Employer also urges that employee did not avail himself of the “opportunity to volunteer physical facts absolutely material to proof of a compensable unusual strain” during the time the question and answer statement was taken; and that this failure “is tantamount to an admission of the nonexistence of those facts.” It has been held that “failure to assert a fact, when it would have been natural to assert it, amounts in effect to an assertion of the non-existence of the fact.” Wigham v. Ben Franklin Div. of City Products Corp., 459 S.W.2d 32, 39 (Mo.App.1970).
A careful review of the statement reveals that it was obvious that employer’s representative was fully aware of the factual elements necessary to defeat employee’s claim. Most of the questions asked of employee concerning the facts surrounding his injury were leading questions which employee was admonished to answer either “yes” or “no”. This occurred on three occasions early in the statement. At the conclusion of the statement employee was asked if he had any additional information that would help in the determination of the claim. It is evident that these questions did not direct employee to specifics of the cause of injury. Employee understood them as references to the nature and extent of his injury.2 When his statement was taken employee was not asked to demonstrate his position at the time he received his injury. Such a demonstration may have revealed, as it did to the referee, that the position assumed by employee would of necessity require an abnormal strain to lift the box. The atmosphere under which the statement was taken was not conducive to full and voluntary discussion on the part of employee.
We have reviewed the cases principally relied upon by employer. For the most part they are cases in which the appellate courts have deferred to the finding of the Commission that the employee had not sustained an abnormal strain.3
We find that there was sufficient competent evidence to support the finding that employee sustained an accident within the meaning of the Act by unexpected or unusual strain.
The judgment of the circuit court affirming the award of the Commission is affirmed.
CLEMENS, P. J., and DOWD, J., concurs.

. One of the Commissioners dissented.

. “Q. Do you have any additional information that might help in the determination of this claim?
A. Well, I don’t know about that Macon deal—
Q. Who referred you to the Macon Medical Center?
A. Well, I told Bill yesterday, I don’t know, the procedure here is to send you to Macon but I don’t know what they do for you.
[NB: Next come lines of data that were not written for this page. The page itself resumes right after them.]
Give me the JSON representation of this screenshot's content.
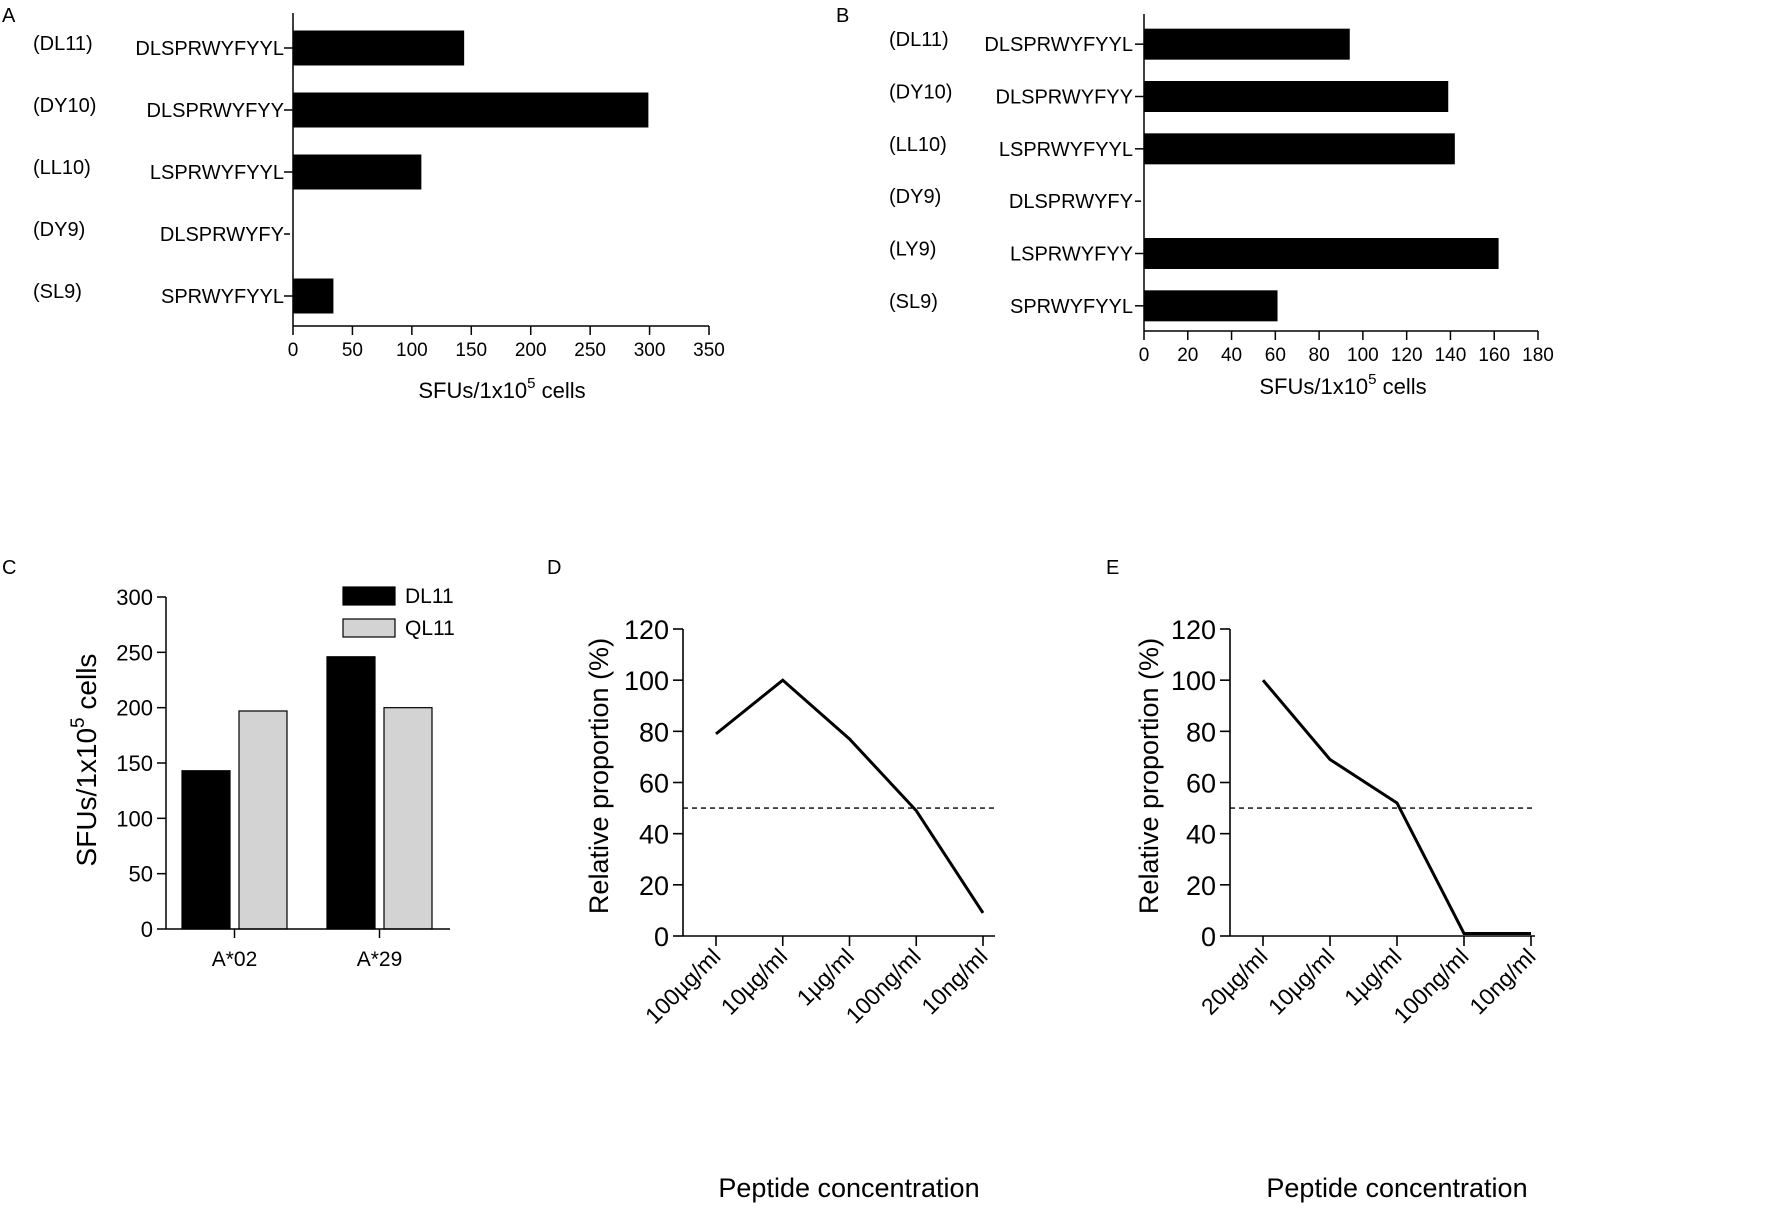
{
  "colors": {
    "dark": "#000000",
    "light": "#d3d3d3",
    "background": "#ffffff"
  },
  "chart_data": [
    {
      "panel": "A",
      "type": "bar",
      "orientation": "horizontal",
      "ids": [
        "(DL11)",
        "(DY10)",
        "(LL10)",
        "(DY9)",
        "(SL9)"
      ],
      "categories": [
        "DLSPRWYFYYL",
        "DLSPRWYFYY",
        "LSPRWYFYYL",
        "DLSPRWYFY",
        "SPRWYFYYL"
      ],
      "values": [
        144,
        299,
        108,
        0,
        34
      ],
      "xlim": [
        0,
        350
      ],
      "ticks": [
        0,
        50,
        100,
        150,
        200,
        250,
        300,
        350
      ],
      "xlabel": "SFUs/1x10",
      "xlabel_sup": "5",
      "xlabel_end": " cells",
      "ylabel": ""
    },
    {
      "panel": "B",
      "type": "bar",
      "orientation": "horizontal",
      "ids": [
        "(DL11)",
        "(DY10)",
        "(LL10)",
        "(DY9)",
        "(LY9)",
        "(SL9)"
      ],
      "categories": [
        "DLSPRWYFYYL",
        "DLSPRWYFYY",
        "LSPRWYFYYL",
        "DLSPRWYFY",
        "LSPRWYFYY",
        "SPRWYFYYL"
      ],
      "values": [
        94,
        139,
        142,
        0,
        162,
        61
      ],
      "xlim": [
        0,
        180
      ],
      "ticks": [
        0,
        20,
        40,
        60,
        80,
        100,
        120,
        140,
        160,
        180
      ],
      "xlabel": "SFUs/1x10",
      "xlabel_sup": "5",
      "xlabel_end": " cells",
      "ylabel": ""
    },
    {
      "panel": "C",
      "type": "bar",
      "orientation": "vertical",
      "categories": [
        "A*02",
        "A*29"
      ],
      "series": [
        {
          "name": "DL11",
          "values": [
            143,
            246
          ]
        },
        {
          "name": "QL11",
          "values": [
            197,
            200
          ]
        }
      ],
      "ylim": [
        0,
        300
      ],
      "ticks": [
        0,
        50,
        100,
        150,
        200,
        250,
        300
      ],
      "ylabel": "SFUs/1x10",
      "ylabel_sup": "5",
      "ylabel_end": " cells",
      "xlabel": ""
    },
    {
      "panel": "D",
      "type": "line",
      "categories": [
        "100µg/ml",
        "10µg/ml",
        "1µg/ml",
        "100ng/ml",
        "10ng/ml"
      ],
      "values": [
        79,
        100,
        77,
        49,
        9
      ],
      "reference_line": 50,
      "ylim": [
        0,
        120
      ],
      "ticks": [
        0,
        20,
        40,
        60,
        80,
        100,
        120
      ],
      "ylabel": "Relative proportion (%)",
      "xlabel": "Peptide concentration"
    },
    {
      "panel": "E",
      "type": "line",
      "categories": [
        "20µg/ml",
        "10µg/ml",
        "1µg/ml",
        "100ng/ml",
        "10ng/ml"
      ],
      "values": [
        100,
        69,
        52,
        1,
        1
      ],
      "reference_line": 50,
      "ylim": [
        0,
        120
      ],
      "ticks": [
        0,
        20,
        40,
        60,
        80,
        100,
        120
      ],
      "ylabel": "Relative proportion (%)",
      "xlabel": "Peptide concentration"
    }
  ]
}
When I was back on that second shift my back was hurting so bad that everybody was stopping and asking me what was wrong with my knee

“Q. Do you have any additional information that might help us in the determination of this claim?
A. That’s the only thing I can think of; when I started back it seemed like it was getting worse and—
Q. Progressively getting worse?
A. Right; I mean I had the easiest job, you know in shipping, but it just kept getting it aggravated.”

. Ginter v. Freund Baking Co., 388 S.W.2d 505 (Mo.App.1965); Herring v. Safeway Stores, Inc., 499 S.W.2d 538 (Mo.App.1973).